Grand Slam singles results
- French Open: 3R (1962)
- Wimbledon: 4R (1962)

Grand Slam doubles results
- French Open: 2R (1956, 1962)
- Wimbledon: 3R (1962)
- US Open: 2R (1967)

Grand Slam mixed doubles results
- French Open: QF (1956)
- Wimbledon: QF (1962)
- US Open: 1R (1967)

= Jean Drysdale =

South African tennis player

Jean Drysdale (née Forbes; 23 September 1939 — 31 March 1984) was a South African tennis player.

Drysdale grew up on a sheep farm in Burgersdorp and the family had a tennis court as part of the property, where she practised with elder brothers Gordon and Jack Forbes, both tour players.

As a 15-year old in 1955 she made a surprise run to the singles final of the Queen's Club Championships, a precursor tournament to Wimbledon. She defeated two players who gained high seedings at Wimbledon, Darlene Hard and Dorothy Knode, but was unable to compete at the championships herself due to an age restriction.

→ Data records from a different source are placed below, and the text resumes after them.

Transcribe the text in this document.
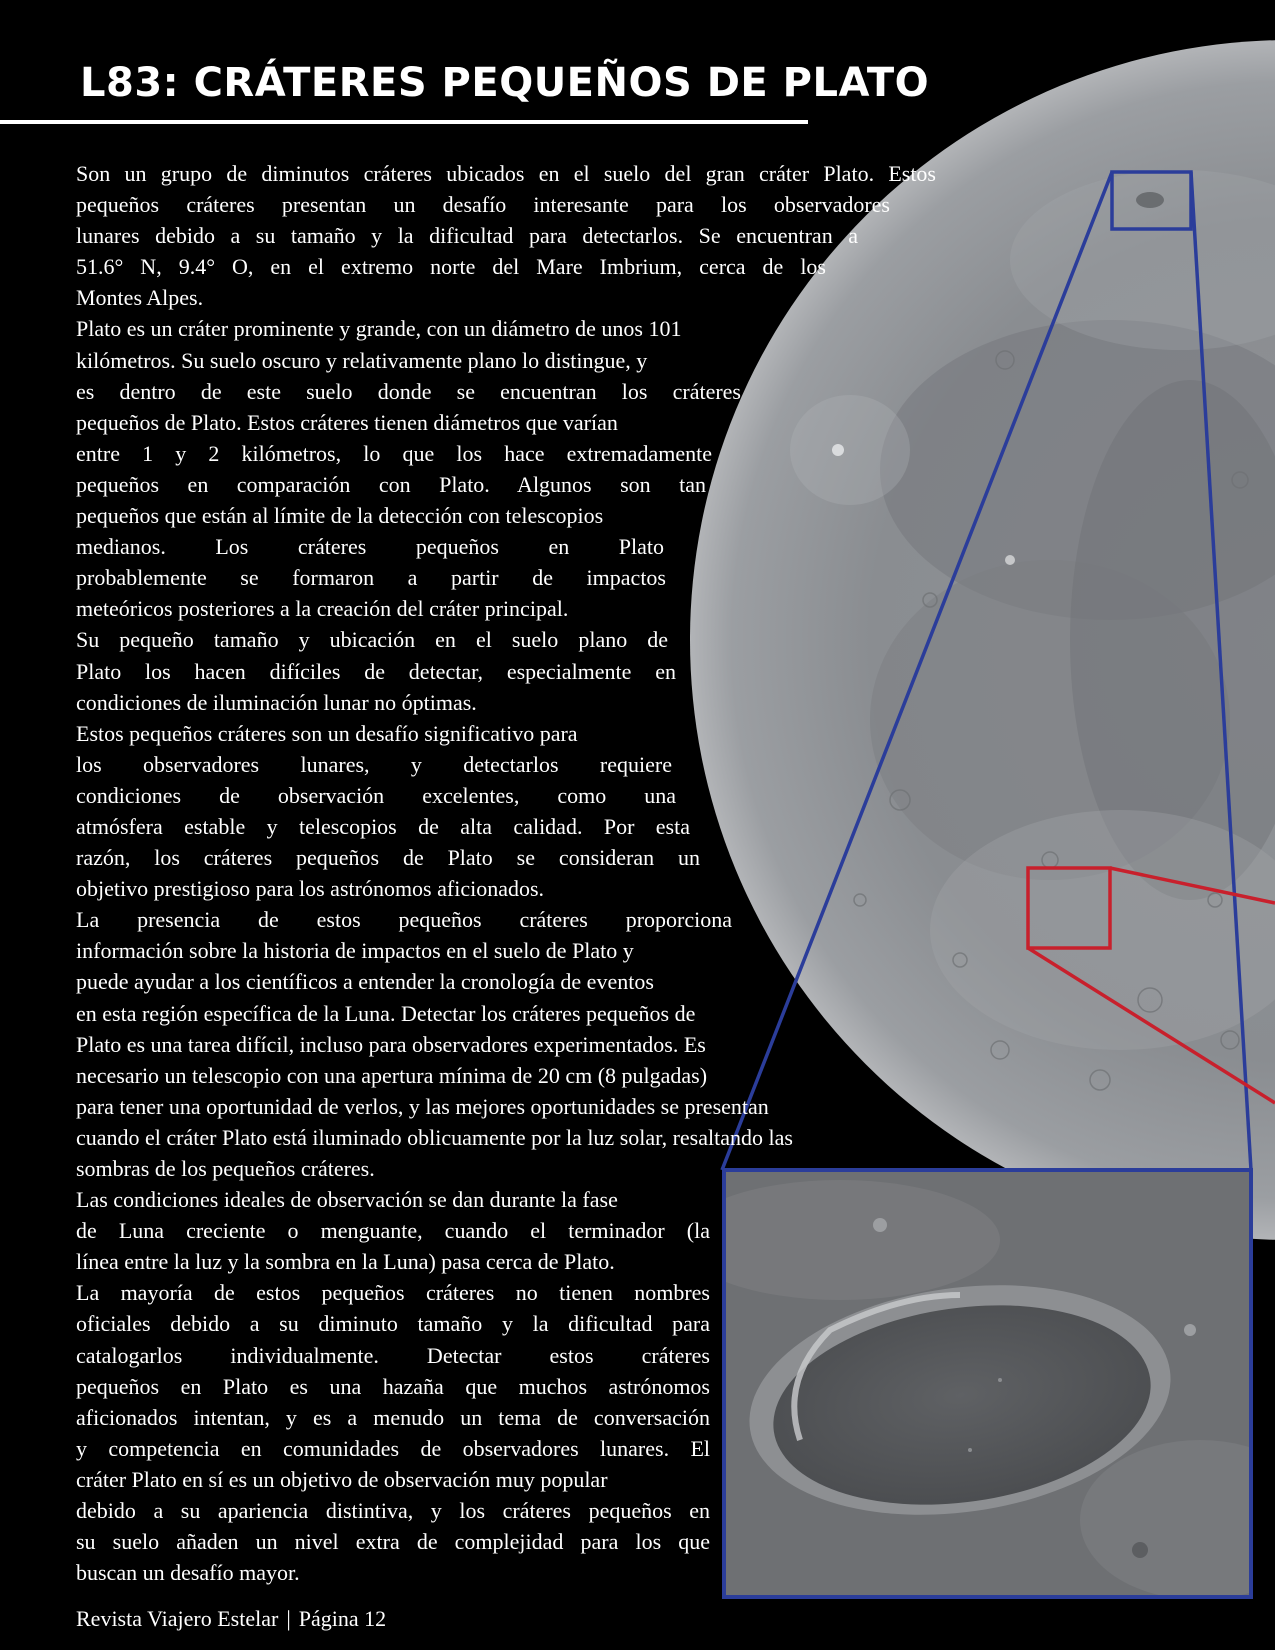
L83: CRÁTERES PEQUEÑOS DE PLATO
Son un grupo de diminutos cráteres ubicados en el suelo del gran cráter Plato. Estos
pequeños cráteres presentan un desafío interesante para los observadores
lunares debido a su tamaño y la dificultad para detectarlos. Se encuentran a
51.6° N, 9.4° O, en el extremo norte del Mare Imbrium, cerca de los
Montes Alpes.
Plato es un cráter prominente y grande, con un diámetro de unos 101
kilómetros. Su suelo oscuro y relativamente plano lo distingue, y
es dentro de este suelo donde se encuentran los cráteres
pequeños de Plato. Estos cráteres tienen diámetros que varían
entre 1 y 2 kilómetros, lo que los hace extremadamente
pequeños en comparación con Plato. Algunos son tan
pequeños que están al límite de la detección con telescopios
medianos. Los cráteres pequeños en Plato
probablemente se formaron a partir de impactos
meteóricos posteriores a la creación del cráter principal.
Su pequeño tamaño y ubicación en el suelo plano de
Plato los hacen difíciles de detectar, especialmente en
condiciones de iluminación lunar no óptimas.
Estos pequeños cráteres son un desafío significativo para
los observadores lunares, y detectarlos requiere
condiciones de observación excelentes, como una
atmósfera estable y telescopios de alta calidad. Por esta
razón, los cráteres pequeños de Plato se consideran un
objetivo prestigioso para los astrónomos aficionados.
La presencia de estos pequeños cráteres proporciona
información sobre la historia de impactos en el suelo de Plato y
puede ayudar a los científicos a entender la cronología de eventos
en esta región específica de la Luna. Detectar los cráteres pequeños de
Plato es una tarea difícil, incluso para observadores experimentados. Es
necesario un telescopio con una apertura mínima de 20 cm (8 pulgadas)
para tener una oportunidad de verlos, y las mejores oportunidades se presentan
cuando el cráter Plato está iluminado oblicuamente por la luz solar, resaltando las
sombras de los pequeños cráteres.
Las condiciones ideales de observación se dan durante la fase
de Luna creciente o menguante, cuando el terminador (la
línea entre la luz y la sombra en la Luna) pasa cerca de Plato.
La mayoría de estos pequeños cráteres no tienen nombres
oficiales debido a su diminuto tamaño y la dificultad para
catalogarlos individualmente. Detectar estos cráteres
pequeños en Plato es una hazaña que muchos astrónomos
aficionados intentan, y es a menudo un tema de conversación
y competencia en comunidades de observadores lunares. El
cráter Plato en sí es un objetivo de observación muy popular
debido a su apariencia distintiva, y los cráteres pequeños en
su suelo añaden un nivel extra de complejidad para los que
buscan un desafío mayor.
Revista Viajero Estelar | Página 12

Drysdale's best performance at the Wimbledon Championships came in 1962 when she reached the fourth round of the singles and while partnering brother Gordon made the mixed doubles quarter-finals.

In 1967 she married tennis player Cliff Drysdale in London. She had another tennis playing relation at this time in Valerie Koortzen, a Wimbledon quarter-finalist, who was her sister-in-law during her marriage to Gordon Forbes.

Drysdale settled in Texas, working as a teaching pro at Lakeway World of Resorts. Around 1982 she separated from husband Cliff, with whom she had two children. She died at the age of 44 in 1984 of an undisclosed illness.